Nokia’s End of Hope : Asha And Nokia X Will Be Discontinued.

For the developer community, this is a sore deal and Microsoft lost quite a bit of trust.

Microsoft has announced that the company will discontinue all of S40, Nokia Asha and Nokia X (Android) devices; and all these devices will now be put in a maintenance mode (i.e. no further upgrades).

Nokia  - The Writing is on the Wall
Nokia – The Writing is on the Wall

Microsoft wants to solely focus on Windows Phone, which isn’t a bad idea after all. A few months back, I wrote about the confused Nokia X positioning (Nokia X Promotion is More About Android Than Nokia : Good Or Bad?) and whether Microsoft should even focus on launching Android phones, when its WP app store is suffering from lack of quality apps.

“Microsoft will instead try to tempt its installed base of feature and Symbian users over to Windows Phone. Whereas successful hardware was the goal at Nokia; delighting our customers with Microsoft platforms, services, and applications through our hardware is our goal at Microsoft,” [Jo Harlow, Head Of Phone Business at Microsoft/via].

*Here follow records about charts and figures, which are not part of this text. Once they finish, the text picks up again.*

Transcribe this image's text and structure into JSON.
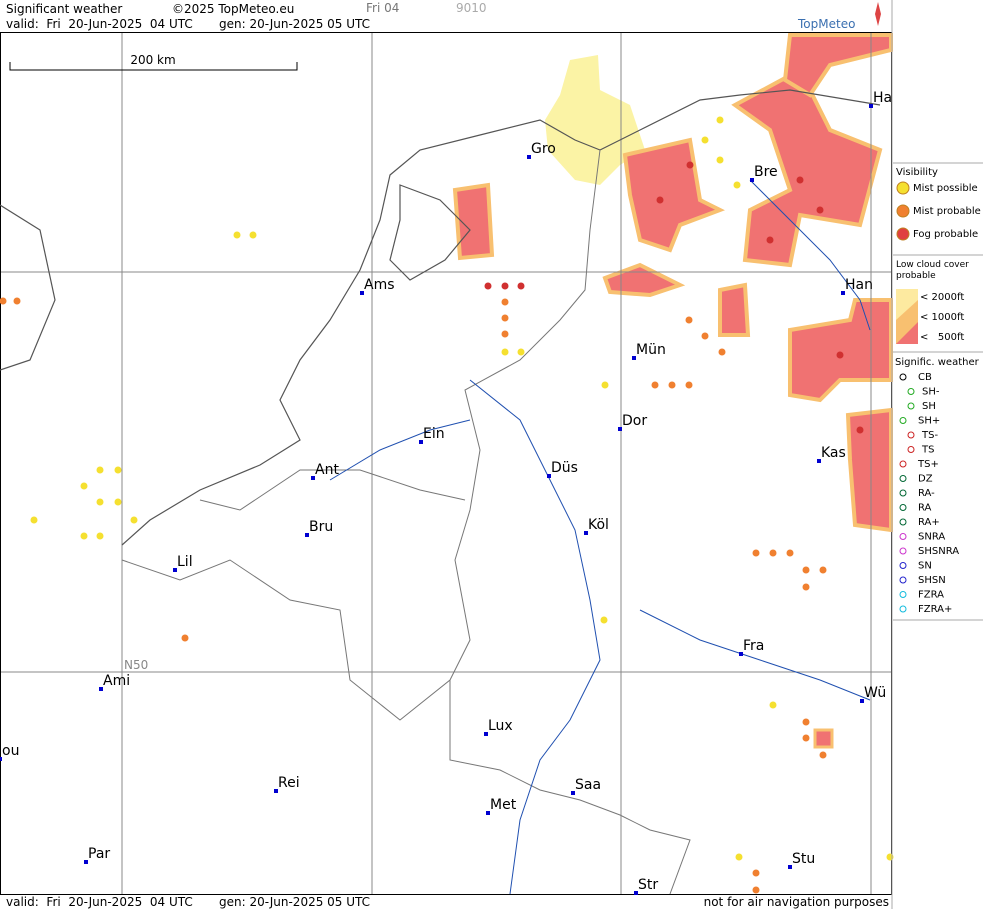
{
  "header": {
    "title": "Significant weather",
    "copyright": "©2025 TopMeteo.eu",
    "frame": "Fri 04",
    "code": "9010",
    "valid": "valid:  Fri  20-Jun-2025  04 UTC",
    "gen": "gen: 20-Jun-2025 05 UTC",
    "brand": "TopMeteo"
  },
  "map": {
    "scale": "200 km",
    "latitude_label": "N50",
    "cities": [
      "Gro",
      "Bre",
      "Ha",
      "Ams",
      "Han",
      "Mün",
      "Dor",
      "Ein",
      "Ant",
      "Düs",
      "Köl",
      "Bru",
      "Lil",
      "Kas",
      "Fra",
      "Ami",
      "Lux",
      "Wü",
      "ou",
      "Rei",
      "Saa",
      "Met",
      "Par",
      "Stu",
      "Str"
    ]
  },
  "legend": {
    "visibility": {
      "title": "Visibility",
      "items": [
        "Mist possible",
        "Mist probable",
        "Fog probable"
      ]
    },
    "cloud": {
      "title": "Low cloud cover probable",
      "items": [
        "< 2000ft",
        "< 1000ft",
        "<   500ft"
      ]
    },
    "weather": {
      "title": "Signific. weather",
      "items": [
        "CB",
        "SH-",
        "SH",
        "SH+",
        "TS-",
        "TS",
        "TS+",
        "DZ",
        "RA-",
        "RA",
        "RA+",
        "SNRA",
        "SHSNRA",
        "SN",
        "SHSN",
        "FZRA",
        "FZRA+"
      ]
    }
  },
  "footer": {
    "valid": "valid:  Fri  20-Jun-2025  04 UTC",
    "gen": "gen: 20-Jun-2025 05 UTC",
    "disclaimer": "not for air navigation purposes"
  }
}
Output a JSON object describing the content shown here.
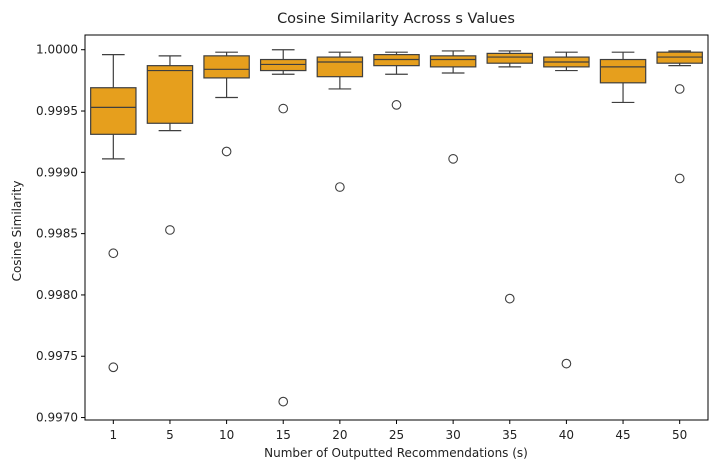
{
  "chart_data": {
    "type": "box",
    "title": "Cosine Similarity Across s Values",
    "xlabel": "Number of Outputted Recommendations (s)",
    "ylabel": "Cosine Similarity",
    "categories": [
      "1",
      "5",
      "10",
      "15",
      "20",
      "25",
      "30",
      "35",
      "40",
      "45",
      "50"
    ],
    "ylim": [
      0.99698,
      1.00012
    ],
    "yticks": [
      0.997,
      0.9975,
      0.998,
      0.9985,
      0.999,
      0.9995,
      1.0
    ],
    "ytick_labels": [
      "0.9970",
      "0.9975",
      "0.9980",
      "0.9985",
      "0.9990",
      "0.9995",
      "1.0000"
    ],
    "box_color": "#e69f1d",
    "edge_color": "#3f3f3f",
    "grid": false,
    "boxes": [
      {
        "category": "1",
        "whisker_low": 0.99911,
        "q1": 0.99931,
        "median": 0.99953,
        "q3": 0.99969,
        "whisker_high": 0.99996,
        "fliers": [
          0.99834,
          0.99741
        ]
      },
      {
        "category": "5",
        "whisker_low": 0.99934,
        "q1": 0.9994,
        "median": 0.99983,
        "q3": 0.99987,
        "whisker_high": 0.99995,
        "fliers": [
          0.99853
        ]
      },
      {
        "category": "10",
        "whisker_low": 0.99961,
        "q1": 0.99977,
        "median": 0.99984,
        "q3": 0.99995,
        "whisker_high": 0.99998,
        "fliers": [
          0.99917
        ]
      },
      {
        "category": "15",
        "whisker_low": 0.9998,
        "q1": 0.99983,
        "median": 0.99988,
        "q3": 0.99992,
        "whisker_high": 1.0,
        "fliers": [
          0.99952,
          0.99713
        ]
      },
      {
        "category": "20",
        "whisker_low": 0.99968,
        "q1": 0.99978,
        "median": 0.9999,
        "q3": 0.99994,
        "whisker_high": 0.99998,
        "fliers": [
          0.99888
        ]
      },
      {
        "category": "25",
        "whisker_low": 0.9998,
        "q1": 0.99987,
        "median": 0.99992,
        "q3": 0.99996,
        "whisker_high": 0.99998,
        "fliers": [
          0.99955
        ]
      },
      {
        "category": "30",
        "whisker_low": 0.99981,
        "q1": 0.99986,
        "median": 0.99992,
        "q3": 0.99995,
        "whisker_high": 0.99999,
        "fliers": [
          0.99911
        ]
      },
      {
        "category": "35",
        "whisker_low": 0.99986,
        "q1": 0.99989,
        "median": 0.99994,
        "q3": 0.99997,
        "whisker_high": 0.99999,
        "fliers": [
          0.99797
        ]
      },
      {
        "category": "40",
        "whisker_low": 0.99983,
        "q1": 0.99986,
        "median": 0.9999,
        "q3": 0.99994,
        "whisker_high": 0.99998,
        "fliers": [
          0.99744
        ]
      },
      {
        "category": "45",
        "whisker_low": 0.99957,
        "q1": 0.99973,
        "median": 0.99986,
        "q3": 0.99992,
        "whisker_high": 0.99998,
        "fliers": []
      },
      {
        "category": "50",
        "whisker_low": 0.99987,
        "q1": 0.99989,
        "median": 0.99994,
        "q3": 0.99998,
        "whisker_high": 0.99999,
        "fliers": [
          0.99968,
          0.99895
        ]
      }
    ]
  }
}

For the developer community, this is a sore deal and Microsoft has lost quite a bit of trust. Till last week, they were promoting Android app developers to import their apps to Nokia X and were showing the rosy picture/roadmap of Nokia X devices – now, it’s all over.

Ditto with Asha.

Ditto with MeeGo.

Ditto with S40.

Too Little. Too Less. Too Opaque.

That’s how one can define Nokia’s strategy over a period of time. Nokia X should have been launched 3-4 years back (when Nokia was independent and hungry). Similarly, MeeGo should have seen more iterations and experiments on strategic-pricing of devices.

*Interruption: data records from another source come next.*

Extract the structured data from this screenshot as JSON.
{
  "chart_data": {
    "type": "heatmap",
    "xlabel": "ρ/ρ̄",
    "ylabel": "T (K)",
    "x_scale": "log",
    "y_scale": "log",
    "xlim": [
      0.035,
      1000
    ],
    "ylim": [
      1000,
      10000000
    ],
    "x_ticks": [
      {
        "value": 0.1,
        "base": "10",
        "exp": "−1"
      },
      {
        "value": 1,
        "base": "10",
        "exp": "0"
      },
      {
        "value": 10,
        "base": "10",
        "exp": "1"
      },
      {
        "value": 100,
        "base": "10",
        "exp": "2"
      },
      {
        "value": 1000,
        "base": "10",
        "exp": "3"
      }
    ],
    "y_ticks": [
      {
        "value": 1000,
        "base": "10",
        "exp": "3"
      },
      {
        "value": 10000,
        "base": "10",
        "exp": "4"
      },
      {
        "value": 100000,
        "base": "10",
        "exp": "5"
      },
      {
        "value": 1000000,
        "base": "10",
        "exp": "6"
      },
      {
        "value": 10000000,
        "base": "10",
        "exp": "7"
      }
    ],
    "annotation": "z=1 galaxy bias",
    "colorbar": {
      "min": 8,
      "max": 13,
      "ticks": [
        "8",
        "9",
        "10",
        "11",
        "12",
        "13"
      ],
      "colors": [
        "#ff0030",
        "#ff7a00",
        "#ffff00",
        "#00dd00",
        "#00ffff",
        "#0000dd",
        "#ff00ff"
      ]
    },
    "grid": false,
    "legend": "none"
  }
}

For App developers, the bigger question is to really trust Microsoft/Nokia with their new new things. These new new things keep cropping up every year. Earlier, it was MeeGo. In 2013, it was Asha. In 2014, the focus was on Nokia X. And in between all these, Windows Phone.

It’s the same thing with Samsung’s Tizen. Opaque. Lack of clarity on timelines/strategy.

And that’s where Google is going hard on Android experience. They want consistency and predictability at some level, after seeing how manufacturers are killing the Android experience.

And ofcourse, at the other end is Apple – swiftly singing its own song.

Less, in smartphone business actually translates to more. Maybe, Microsoft is now realizing it and will kill all distractions – but we certainly hope that their new new thing continues for a while.

What are your thoughts? As an app developer, will you trust Microsoft with its new marketing plan?